Una visita al Caseificio Sociale Val di Fassa di Pera per assaggiare il Puzzone di Moena DOP. Inizialmente il suo odore penetrante, quasi di ammoniaca, può spaventare, ma niente paura: in bocca il suo aroma conquista con le iniziali note pungenti, i sentori di pascolo, erba e frutta matura e cenni di nocciola tostata. Simile, ma con un sapore più delicato rispetto al Puzzone, il Cuor di Fassa o Cher de Fascia.
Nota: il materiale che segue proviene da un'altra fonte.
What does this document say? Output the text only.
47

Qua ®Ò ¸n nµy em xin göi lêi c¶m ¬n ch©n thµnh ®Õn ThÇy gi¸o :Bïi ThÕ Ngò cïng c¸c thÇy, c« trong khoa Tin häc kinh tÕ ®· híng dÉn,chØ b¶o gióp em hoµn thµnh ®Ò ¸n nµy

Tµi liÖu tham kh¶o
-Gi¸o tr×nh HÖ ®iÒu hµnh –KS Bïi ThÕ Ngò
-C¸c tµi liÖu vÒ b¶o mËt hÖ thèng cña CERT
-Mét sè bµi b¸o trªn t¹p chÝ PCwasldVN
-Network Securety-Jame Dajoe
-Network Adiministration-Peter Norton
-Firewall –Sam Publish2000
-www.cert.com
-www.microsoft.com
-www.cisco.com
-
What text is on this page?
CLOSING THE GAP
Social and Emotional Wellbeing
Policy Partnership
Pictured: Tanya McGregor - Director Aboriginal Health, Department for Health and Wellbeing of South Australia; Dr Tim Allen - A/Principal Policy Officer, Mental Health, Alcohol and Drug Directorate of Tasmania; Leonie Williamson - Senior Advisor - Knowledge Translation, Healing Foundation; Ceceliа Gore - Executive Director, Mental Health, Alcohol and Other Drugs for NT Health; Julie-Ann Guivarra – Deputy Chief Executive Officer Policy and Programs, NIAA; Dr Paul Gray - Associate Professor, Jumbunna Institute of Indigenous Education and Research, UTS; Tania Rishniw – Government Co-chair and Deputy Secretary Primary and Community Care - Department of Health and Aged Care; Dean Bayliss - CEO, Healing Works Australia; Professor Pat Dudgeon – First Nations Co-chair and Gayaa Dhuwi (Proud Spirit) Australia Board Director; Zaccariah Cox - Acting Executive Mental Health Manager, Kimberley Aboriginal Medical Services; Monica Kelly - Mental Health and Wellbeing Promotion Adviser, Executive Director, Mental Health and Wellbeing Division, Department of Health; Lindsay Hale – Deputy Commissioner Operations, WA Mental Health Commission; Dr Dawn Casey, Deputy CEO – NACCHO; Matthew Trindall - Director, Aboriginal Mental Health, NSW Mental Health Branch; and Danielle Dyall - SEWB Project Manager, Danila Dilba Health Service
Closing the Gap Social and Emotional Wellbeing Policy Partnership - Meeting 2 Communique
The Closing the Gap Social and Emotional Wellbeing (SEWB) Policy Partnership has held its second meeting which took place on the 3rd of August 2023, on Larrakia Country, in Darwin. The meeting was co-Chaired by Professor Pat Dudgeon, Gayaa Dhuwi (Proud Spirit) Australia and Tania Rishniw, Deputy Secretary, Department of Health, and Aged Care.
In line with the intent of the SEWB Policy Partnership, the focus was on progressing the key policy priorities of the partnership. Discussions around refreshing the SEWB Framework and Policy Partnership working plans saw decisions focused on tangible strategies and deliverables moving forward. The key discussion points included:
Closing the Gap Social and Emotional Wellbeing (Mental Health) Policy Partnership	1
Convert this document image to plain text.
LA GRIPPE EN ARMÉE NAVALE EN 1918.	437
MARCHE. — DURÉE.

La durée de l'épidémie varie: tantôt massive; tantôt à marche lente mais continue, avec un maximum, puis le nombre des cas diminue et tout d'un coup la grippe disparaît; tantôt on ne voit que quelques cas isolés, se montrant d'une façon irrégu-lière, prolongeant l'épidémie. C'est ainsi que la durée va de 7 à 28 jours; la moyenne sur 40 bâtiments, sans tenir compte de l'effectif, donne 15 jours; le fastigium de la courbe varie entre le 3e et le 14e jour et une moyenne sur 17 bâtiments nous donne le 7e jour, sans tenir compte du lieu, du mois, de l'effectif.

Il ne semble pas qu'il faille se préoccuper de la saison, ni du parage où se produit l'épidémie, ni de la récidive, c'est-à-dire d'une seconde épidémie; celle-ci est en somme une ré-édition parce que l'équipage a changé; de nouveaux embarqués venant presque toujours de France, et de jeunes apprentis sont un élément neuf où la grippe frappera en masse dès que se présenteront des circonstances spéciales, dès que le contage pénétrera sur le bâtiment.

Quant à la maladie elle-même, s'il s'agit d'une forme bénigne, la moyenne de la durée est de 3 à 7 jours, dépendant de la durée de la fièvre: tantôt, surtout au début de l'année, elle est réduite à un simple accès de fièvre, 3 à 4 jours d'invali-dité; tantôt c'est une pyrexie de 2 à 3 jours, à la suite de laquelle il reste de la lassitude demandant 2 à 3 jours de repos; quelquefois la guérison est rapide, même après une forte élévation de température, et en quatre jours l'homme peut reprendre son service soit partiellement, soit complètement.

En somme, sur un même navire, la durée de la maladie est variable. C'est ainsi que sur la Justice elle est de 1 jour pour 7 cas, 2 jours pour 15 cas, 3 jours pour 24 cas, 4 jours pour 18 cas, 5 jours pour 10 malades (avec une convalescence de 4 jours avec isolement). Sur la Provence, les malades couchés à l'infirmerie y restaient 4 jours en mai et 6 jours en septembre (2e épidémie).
Il caseificio produce anche Trentingrana, il canestrato al pepe e la caciotta al ginepro.
Forme di Cuor di Fassa
Suggestioni ad alta quota in Val di Fassa per la seconda edizione di “Chef per aria”, un’insolita cena panoramica gourmet a bordo della Funifor che da Alba, a 1495 metri, sale a Col dei Rossi, a 2376 metri. L’happening, organizzato a scopo benefico, è andato in scena sabato 15 giugno. I piatti, abbinati alle bollicine Trentodoc, sono stati preparati dagli “Cheghes de Fascia”, capitanati dallo stellato Stefano Ghetta.
Il Quartetto vocale Demò ousc
Emozionante ammirare il tramonto infuocato che si accende al calar della sera sulle Dolomiti con una vista mozzafiato sulla Marmolada, l’imponente Sassolungo e il Gruppo del Sella e in sottofondo le note del quartetto vocale “Demò ousc” e del pianista Paolo Bernard.